Providing technical/scientific support on project deliverables such as remediation initiatives, plan reports, etc.
Utilizing small-scale production processes and scaled-down lab processes to enable process troubleshooting, with the potential to oversee these experiments at external partners.
Provide leadership for tech transfer of new products and processes to ensure smooth transition from process development into GMP manufacturing.

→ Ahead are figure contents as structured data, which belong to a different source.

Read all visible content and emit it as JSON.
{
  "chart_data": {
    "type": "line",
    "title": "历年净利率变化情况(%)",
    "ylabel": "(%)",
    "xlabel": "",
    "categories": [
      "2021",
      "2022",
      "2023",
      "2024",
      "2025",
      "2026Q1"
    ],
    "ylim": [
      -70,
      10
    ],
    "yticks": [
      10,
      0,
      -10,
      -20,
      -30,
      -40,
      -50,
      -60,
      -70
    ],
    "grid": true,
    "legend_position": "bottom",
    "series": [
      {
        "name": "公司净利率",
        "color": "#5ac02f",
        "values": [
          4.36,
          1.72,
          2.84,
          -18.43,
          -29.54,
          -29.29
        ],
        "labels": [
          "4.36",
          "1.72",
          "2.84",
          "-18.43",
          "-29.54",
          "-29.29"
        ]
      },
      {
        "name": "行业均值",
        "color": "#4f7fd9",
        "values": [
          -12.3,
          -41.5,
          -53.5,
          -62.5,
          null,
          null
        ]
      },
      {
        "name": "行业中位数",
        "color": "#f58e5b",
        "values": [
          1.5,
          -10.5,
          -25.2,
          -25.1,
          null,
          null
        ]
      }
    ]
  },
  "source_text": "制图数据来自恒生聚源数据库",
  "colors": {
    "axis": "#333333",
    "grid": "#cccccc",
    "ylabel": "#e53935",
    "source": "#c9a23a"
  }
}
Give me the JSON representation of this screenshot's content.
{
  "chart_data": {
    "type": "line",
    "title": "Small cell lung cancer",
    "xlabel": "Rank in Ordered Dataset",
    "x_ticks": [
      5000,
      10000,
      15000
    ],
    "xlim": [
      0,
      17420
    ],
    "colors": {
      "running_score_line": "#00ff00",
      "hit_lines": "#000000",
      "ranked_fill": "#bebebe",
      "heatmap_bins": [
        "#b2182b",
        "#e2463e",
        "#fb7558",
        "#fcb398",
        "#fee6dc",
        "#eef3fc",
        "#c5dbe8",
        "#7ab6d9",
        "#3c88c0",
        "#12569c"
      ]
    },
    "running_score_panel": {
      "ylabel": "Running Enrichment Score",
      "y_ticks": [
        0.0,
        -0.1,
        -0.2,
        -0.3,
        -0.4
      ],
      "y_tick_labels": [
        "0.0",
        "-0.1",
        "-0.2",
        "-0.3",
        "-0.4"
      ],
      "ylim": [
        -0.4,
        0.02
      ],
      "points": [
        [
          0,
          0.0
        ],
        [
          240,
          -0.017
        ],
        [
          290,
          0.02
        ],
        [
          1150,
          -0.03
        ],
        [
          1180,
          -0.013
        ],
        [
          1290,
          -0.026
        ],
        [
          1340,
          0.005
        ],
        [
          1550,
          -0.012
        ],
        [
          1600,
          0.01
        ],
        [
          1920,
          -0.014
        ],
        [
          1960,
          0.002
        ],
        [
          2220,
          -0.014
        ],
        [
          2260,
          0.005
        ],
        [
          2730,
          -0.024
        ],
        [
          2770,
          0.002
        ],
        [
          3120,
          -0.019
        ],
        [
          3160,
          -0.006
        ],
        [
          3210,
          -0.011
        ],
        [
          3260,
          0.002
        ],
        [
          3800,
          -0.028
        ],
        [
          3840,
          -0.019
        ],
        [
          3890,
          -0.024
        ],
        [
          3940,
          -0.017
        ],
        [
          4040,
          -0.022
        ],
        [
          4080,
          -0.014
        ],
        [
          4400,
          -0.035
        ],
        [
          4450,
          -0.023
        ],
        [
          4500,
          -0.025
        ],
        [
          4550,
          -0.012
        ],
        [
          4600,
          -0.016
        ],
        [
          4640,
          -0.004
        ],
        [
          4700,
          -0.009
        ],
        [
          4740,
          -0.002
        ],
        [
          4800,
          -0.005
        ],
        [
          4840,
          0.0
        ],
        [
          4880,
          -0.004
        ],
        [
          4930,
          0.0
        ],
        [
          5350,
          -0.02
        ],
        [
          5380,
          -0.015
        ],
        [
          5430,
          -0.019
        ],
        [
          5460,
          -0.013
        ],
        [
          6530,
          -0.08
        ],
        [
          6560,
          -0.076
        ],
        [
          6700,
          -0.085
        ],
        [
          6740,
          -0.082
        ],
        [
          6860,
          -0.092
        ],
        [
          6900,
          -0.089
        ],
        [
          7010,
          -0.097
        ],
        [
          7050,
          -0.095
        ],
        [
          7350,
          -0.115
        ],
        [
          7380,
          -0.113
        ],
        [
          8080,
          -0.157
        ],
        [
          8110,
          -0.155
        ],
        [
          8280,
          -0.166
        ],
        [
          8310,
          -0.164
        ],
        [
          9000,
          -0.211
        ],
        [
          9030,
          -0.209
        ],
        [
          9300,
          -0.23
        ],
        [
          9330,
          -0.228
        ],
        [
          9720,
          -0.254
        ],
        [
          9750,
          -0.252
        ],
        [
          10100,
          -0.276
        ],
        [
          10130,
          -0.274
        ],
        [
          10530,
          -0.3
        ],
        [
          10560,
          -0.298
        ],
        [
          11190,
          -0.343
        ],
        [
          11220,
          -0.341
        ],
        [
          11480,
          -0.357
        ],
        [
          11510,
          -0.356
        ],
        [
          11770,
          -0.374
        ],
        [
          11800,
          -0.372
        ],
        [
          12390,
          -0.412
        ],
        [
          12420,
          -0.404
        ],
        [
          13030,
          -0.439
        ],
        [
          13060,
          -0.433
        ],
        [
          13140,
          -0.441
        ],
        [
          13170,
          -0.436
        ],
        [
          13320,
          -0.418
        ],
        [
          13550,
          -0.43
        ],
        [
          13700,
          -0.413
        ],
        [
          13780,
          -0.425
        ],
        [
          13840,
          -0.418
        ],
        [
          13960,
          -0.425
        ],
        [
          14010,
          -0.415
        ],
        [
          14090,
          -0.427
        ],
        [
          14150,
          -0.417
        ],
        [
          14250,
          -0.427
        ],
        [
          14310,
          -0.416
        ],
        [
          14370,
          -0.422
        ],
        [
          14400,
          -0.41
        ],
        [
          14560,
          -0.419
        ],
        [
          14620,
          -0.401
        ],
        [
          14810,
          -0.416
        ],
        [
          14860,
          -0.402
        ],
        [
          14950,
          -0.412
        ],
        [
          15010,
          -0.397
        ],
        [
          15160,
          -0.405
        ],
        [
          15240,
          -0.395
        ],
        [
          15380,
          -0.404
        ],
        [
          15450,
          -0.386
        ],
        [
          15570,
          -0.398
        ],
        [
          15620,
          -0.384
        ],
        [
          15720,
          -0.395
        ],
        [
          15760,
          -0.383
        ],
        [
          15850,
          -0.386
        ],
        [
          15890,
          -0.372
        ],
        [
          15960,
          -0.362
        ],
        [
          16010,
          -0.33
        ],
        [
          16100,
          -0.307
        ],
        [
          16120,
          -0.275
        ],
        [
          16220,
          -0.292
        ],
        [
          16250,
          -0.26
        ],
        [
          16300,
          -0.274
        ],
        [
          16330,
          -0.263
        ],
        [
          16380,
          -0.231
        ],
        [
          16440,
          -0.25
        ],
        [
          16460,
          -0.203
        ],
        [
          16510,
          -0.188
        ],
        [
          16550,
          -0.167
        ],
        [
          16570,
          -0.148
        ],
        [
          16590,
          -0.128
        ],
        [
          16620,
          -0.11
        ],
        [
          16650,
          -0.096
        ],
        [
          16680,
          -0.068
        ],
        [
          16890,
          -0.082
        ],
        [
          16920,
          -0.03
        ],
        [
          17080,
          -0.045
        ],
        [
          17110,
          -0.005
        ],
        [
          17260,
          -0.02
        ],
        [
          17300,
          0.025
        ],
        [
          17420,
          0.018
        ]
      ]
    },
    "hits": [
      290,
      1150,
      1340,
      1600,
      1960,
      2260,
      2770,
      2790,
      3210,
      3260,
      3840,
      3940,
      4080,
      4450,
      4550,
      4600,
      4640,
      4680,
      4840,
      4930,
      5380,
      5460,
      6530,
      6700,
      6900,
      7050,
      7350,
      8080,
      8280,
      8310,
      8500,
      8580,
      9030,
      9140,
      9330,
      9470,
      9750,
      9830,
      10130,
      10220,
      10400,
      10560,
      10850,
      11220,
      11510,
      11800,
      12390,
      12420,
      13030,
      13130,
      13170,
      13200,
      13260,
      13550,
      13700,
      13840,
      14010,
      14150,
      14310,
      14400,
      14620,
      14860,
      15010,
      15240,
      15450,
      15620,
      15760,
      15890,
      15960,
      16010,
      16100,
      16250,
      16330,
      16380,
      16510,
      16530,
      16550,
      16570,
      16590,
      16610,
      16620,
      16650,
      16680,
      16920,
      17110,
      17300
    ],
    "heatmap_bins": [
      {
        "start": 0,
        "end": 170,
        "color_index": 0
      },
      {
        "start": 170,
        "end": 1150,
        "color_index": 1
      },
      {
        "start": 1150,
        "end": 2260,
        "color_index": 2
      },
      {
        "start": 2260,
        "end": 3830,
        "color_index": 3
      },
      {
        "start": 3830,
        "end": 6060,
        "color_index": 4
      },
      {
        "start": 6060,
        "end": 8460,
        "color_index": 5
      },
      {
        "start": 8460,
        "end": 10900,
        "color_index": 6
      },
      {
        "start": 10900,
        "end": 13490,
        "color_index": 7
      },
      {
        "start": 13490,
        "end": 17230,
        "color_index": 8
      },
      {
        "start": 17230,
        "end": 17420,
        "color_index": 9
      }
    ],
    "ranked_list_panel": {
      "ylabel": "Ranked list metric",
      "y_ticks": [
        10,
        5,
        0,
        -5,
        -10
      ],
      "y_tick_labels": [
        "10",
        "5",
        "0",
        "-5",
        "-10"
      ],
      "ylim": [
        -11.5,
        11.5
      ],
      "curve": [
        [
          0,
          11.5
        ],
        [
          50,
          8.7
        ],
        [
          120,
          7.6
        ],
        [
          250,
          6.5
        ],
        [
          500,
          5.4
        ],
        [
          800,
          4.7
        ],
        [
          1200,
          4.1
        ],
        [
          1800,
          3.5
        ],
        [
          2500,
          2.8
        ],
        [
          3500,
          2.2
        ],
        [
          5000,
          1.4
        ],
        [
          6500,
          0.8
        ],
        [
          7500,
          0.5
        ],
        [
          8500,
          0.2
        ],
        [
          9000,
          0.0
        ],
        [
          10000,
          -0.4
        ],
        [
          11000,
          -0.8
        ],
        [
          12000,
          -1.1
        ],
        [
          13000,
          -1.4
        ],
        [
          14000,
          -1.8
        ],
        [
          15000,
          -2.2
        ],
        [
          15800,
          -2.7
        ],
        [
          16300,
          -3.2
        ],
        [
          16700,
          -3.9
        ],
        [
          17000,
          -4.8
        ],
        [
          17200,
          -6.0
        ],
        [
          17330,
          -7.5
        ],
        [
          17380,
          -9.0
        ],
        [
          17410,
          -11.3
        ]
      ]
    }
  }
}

Identify opportunities to implement operational excellence and continuous improvement.
Partner with Quality to ensure a compliant manufacturing environment.
Assist the technical operations team to resolve any issues related to production.
Completion of requisite training and applicable policies and procedures related to the job function.
Qualifications
PhD in biochemistry, chemical engineering, bioengineering, or a related technical field and at least 8 years of experience in support of biopharmaceutical manufacturing OR
M.S. degree in biochemistry, chemical engineering, bioengineering, or a related technical field and at least 10 years of experience in support of biopharmaceutical manufacturing OR
B.S. degree in biochemistry, chemical engineering, bioengineering, or a related technical field and at least 12 years of experience in support of biopharmaceutical manufacturing.
Excellent oral and written communication skills.
12+ years of experience in biopharmaceutical based GMP manufacturing operations including direct experience in cell culture, recovery, purification, and/or aseptic fill/finish preferred.
Familiar with global regulations on cGMP manufacturing of drug substance, drug product devices, validation/qualification requirements preferred.
Strong technical writing ability.
Proven ability to effectively lead and participate on teams preferred.
Leadership experience of technical staff either directly or in a matrix organization preferred.

The level of this position will be based on the final candidate’s qualifications.

Please note this job description is not designed to cover or contain a comprehensive listing of activities, duties or responsibilities that are required of the employee for this job. Duties, responsibilities and activities may change at any time with or without notice.